Le sue dichiarazioni rese a caldo in assenza di un legale furono però dichiarate inutilizzabili. Così Mustafa – cittadino italiano, come Sana – e il primogenito furono assolti dalla Corte d’assise di Gujrat, che dopo averli processati per omicidio non ritenne le prove a carico sufficienti. A giudizio erano finiti anche la madre e nove persone, tra cui gli zii e un cugino, tutti assolti. Sana morì improvvisamente il 18 aprile 2018 a Gujrat, nel villaggio in cui era nata, con un biglietto aereo in tasca per rientrare in Italia il giorno seguente dopo una permanenza all’estero di tre mesi, in circostanze controverse. La famiglia sostenne la tesi della disgrazia, dell’improvviso malore per ‘debolezza’. Mangiava poco, ebbe un crollo, dissero, e vi fu un arresto cardiaco. Le amiche della giovane però subito sospettarono il delitto d’onore, e chiesero indagini.

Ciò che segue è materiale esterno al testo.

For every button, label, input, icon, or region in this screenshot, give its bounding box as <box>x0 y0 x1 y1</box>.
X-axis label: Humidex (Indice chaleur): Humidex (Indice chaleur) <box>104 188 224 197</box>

Per l’ex procuratore generale Pierluigi Dell’Osso, che prima della pensione avocò l’inchiesta e molto si spese per superare una serie di scogli procedurali così da mandare il fascicolo davanti ai giudici italiani, si trattò di un femminicidio ‘politico’: Sana fu strangolata con un ‘doupat’, un tubante elastico tradizionale, dagli uomini del clan che mal sopportavano il suo continuo rifiutare papabili futuri mariti e la sua ribellione ai ditkat religiosi. Il padre l’avrebbe immobilizzata su un letto mentre il fratello le stringeva il collo con il foulard. Da anni trapiantati a Brescia ma legati alle tradizioni, i Cheema per l’accusa erano in continuo disaccordo con la ragazza. Così ne avrebbero provocato la morte "per asfissia meccanica violenta da compressione del collo mediante strangolamento – recitava l’atto conclusivo dell’inchiesta – annullando nel contesto sociale, politico ed economico caratterizzato da organizzazione per caste, i diritti politici e sociali fondamentali della vittima, soppressa per avere reiteratamente rifiutato il matrimonio combinato stabilito dai congiunti".